1. Field of the Invention
The present invention relates to a photometry device for measuring the luminance of an object and, more particularly, to a photometry device of a camera, which is used in automatic exposure control of the camera.
2. Description of the Related Background Art
As a conventional device of this type, a device described in Japanese Patent Application Laid-Open No. 3-15726 is known. As shown in FIG. 10A, the device comprises a photometry/colorimetry circuit 51, a light-receiving element selection switch 52, and a CPU 53. Photometry is done by selecting a light-receiving element of the photometry/colorimetry circuit 51 by the light-receiving element selection switch 52 in accordance with the color of the object to be photographed or the light source color, and the CPU 53 calculates the proper exposure value. As the light-receiving elements of the photometry/colorimetry circuit 51, a luminance photometry element N, red photometry element R, green photometry element G, and blue photometry element B are mounted on a single chip, as shown in FIG. 10B.
Currently, a built-in photometry device of a camera or the like is so-called a reflected-light exposure meter. The photometry device measures light reflected by the object illuminated by a light source, and calculates the proper exposure value. The photometry device of this type can easily attain photometry from the photographer side, but is readily influenced by the light reflectance (to be simply referred to as reflectance hereinafter) of the object as compared to an incident-light exposure meter which directly measures a light beam which becomes incident on the object at a certain position of the object. That is, the reflected-light exposure meter recognizes an object with higher reflectance to be lighter than an object having lower reflectance even under the same illumination, and gives a relatively underexposure value to the object with higher reflectance and a relatively overexposure value to the object with lower reflectance. As a result, both a whitish object with high reflectance and blackish object with low reflectance are expressed by neutral gray in a picture.
Recently, a photometry device which divides the object field into plural regions and measures the object field by divisional photometry, analyzes the scene to be photographed by comparing the luminance values of the plurality of regions, and gives an exposure value which is relatively independent from the reflectance of the object has been developed.
Meanwhile, some scenes cannot be discriminated by divisional photometry alone: for example, a sunset glow scene, and a daytime scene with the same composition. These two scenes are determined to be nearly the same scene by normal divisional photometry. However, the exposure value should be adjusted to the sunset glow sky in the sunset glow scene even when it is too underexposure a value for the foreground object, while the exposure value should be adjusted to the foreground object in the daytime scene.

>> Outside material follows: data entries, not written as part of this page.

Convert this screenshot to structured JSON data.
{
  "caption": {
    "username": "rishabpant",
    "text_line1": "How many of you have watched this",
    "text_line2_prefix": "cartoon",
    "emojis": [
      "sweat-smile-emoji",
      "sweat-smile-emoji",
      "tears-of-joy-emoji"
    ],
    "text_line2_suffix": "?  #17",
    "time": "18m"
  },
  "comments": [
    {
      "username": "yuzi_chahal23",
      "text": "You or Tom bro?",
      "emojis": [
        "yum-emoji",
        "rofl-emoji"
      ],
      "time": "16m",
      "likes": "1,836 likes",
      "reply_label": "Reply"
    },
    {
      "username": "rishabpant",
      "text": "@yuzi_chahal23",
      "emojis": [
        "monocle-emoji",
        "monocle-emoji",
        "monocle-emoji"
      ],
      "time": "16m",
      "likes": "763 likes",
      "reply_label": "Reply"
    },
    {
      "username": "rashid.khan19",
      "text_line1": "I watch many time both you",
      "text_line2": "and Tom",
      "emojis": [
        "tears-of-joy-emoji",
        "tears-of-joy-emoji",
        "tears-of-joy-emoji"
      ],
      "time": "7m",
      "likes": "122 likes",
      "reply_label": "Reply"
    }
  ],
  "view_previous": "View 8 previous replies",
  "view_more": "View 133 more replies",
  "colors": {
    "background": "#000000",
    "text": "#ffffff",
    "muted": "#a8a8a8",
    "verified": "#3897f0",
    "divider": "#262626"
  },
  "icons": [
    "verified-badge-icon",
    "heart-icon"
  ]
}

Hence, the conventional photometry device switches light-receiving elements in accordance with the object color or light source color, and performs photometry using light-receiving elements having different spectral sensitivities in the sunset glow and daytime scenes, thereby giving proper exposure values to these scenes.
However, with such a conventional photometry device, the photographer himself or herself must discriminate the object color or light source color to switch the light-receiving elements, resulting in complicated operations.